Reversal of inhibitory pathways in neutrophils by protein kinase antagonists: a rational approach to the restoration of depressed cell function?

Neutrophil functions are sensitive to both stimulatory and inhibitory pathways. For example, the endogenous hormones histamine, prostaglandin E1, adenosine, and catecholamine were found to inhibit the oxidant responses of human neutrophils by formyl peptide to 6.2, 16.8, 11.4, and 15.4%, respectively, of the initial response. The inhibition of cell function is mimicked by dibutyryl cAMP and forskolin, consistent with a pathway involving cAMP and an A kinase.
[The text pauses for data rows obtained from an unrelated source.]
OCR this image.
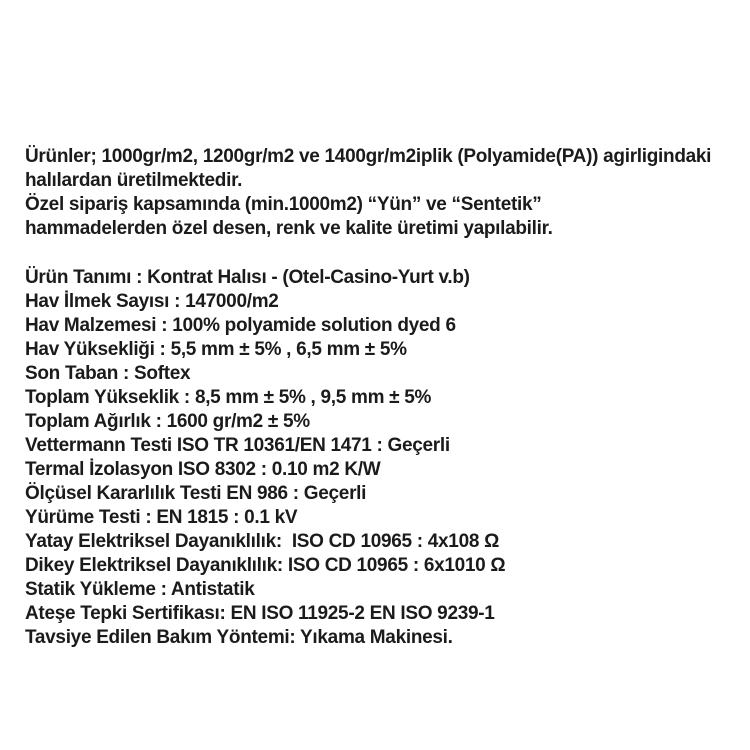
Ürünler; 1000gr/m2, 1200gr/m2 ve 1400gr/m2iplik (Polyamide(PA)) agirligindaki
halılardan üretilmektedir.
Özel sipariş kapsamında (min.1000m2) “Yün” ve “Sentetik”
hammadelerden özel desen, renk ve kalite üretimi yapılabilir.
Ürün Tanımı : Kontrat Halısı - (Otel-Casino-Yurt v.b)
Hav İlmek Sayısı : 147000/m2
Hav Malzemesi : 100% polyamide solution dyed 6
Hav Yüksekliği : 5,5 mm ± 5% , 6,5 mm ± 5%
Son Taban : Softex
Toplam Yükseklik : 8,5 mm ± 5% , 9,5 mm ± 5%
Toplam Ağırlık : 1600 gr/m2 ± 5%
Vettermann Testi ISO TR 10361/EN 1471 : Geçerli
Termal İzolasyon ISO 8302 : 0.10 m2 K/W
Ölçüsel Kararlılık Testi EN 986 : Geçerli
Yürüme Testi : EN 1815 : 0.1 kV
Yatay Elektriksel Dayanıklılık:  ISO CD 10965 : 4x108 Ω
Dikey Elektriksel Dayanıklılık: ISO CD 10965 : 6x1010 Ω
Statik Yükleme : Antistatik
Ateşe Tepki Sertifikası: EN ISO 11925-2 EN ISO 9239-1
Tavsiye Edilen Bakım Yöntemi: Yıkama Makinesi.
Because of likely roles of kinases in both stimulatory and inhibitory pathways, we evaluated the potential for regulating either pathway by kinase inhibitors. Preincubation of intact neutrophils with membrane-permeable but nonspecific protein kinase antagonists blocked the isoproterenol-mediated inhibition of superoxide generation. The isoquinoline sulfonamides H-7, H-8, and H-9 at 100 microM reversed inhibition to 60.1, 66.6, and 70.9%, respectively, of the response of control cells. H-9 also antagonized the inhibition of superoxide production induced by other agents that regulate intracellular cAMP (prostaglandin E1, histamine, adenosine, forskolin, and dibutyryl cAMP). A synthetic peptide used as a specific but impermeable protein kinase A antagonist restored superoxide production inhibited by isoproterenol and cAMP up to 70% in electroporated cells. A small number of proteins are targets of cAMP-dependent phosphorylation in electroporated cells, and phosphorylation is inhibited in the presence of the peptide inhibitor. Taken together, these data show that a peptide inhibitor and isoquinoline sulfonamides reverse the inhibition of the respiratory burst in neutrophils evoked by the inhibitory pathways. Drugs that reverse the effect of endogenous inhibitors of neutrophil activation (by restoring cell function) have important therapeutic implications in restoring cell functions in patients whose cell functions are depressed under physiological conditions.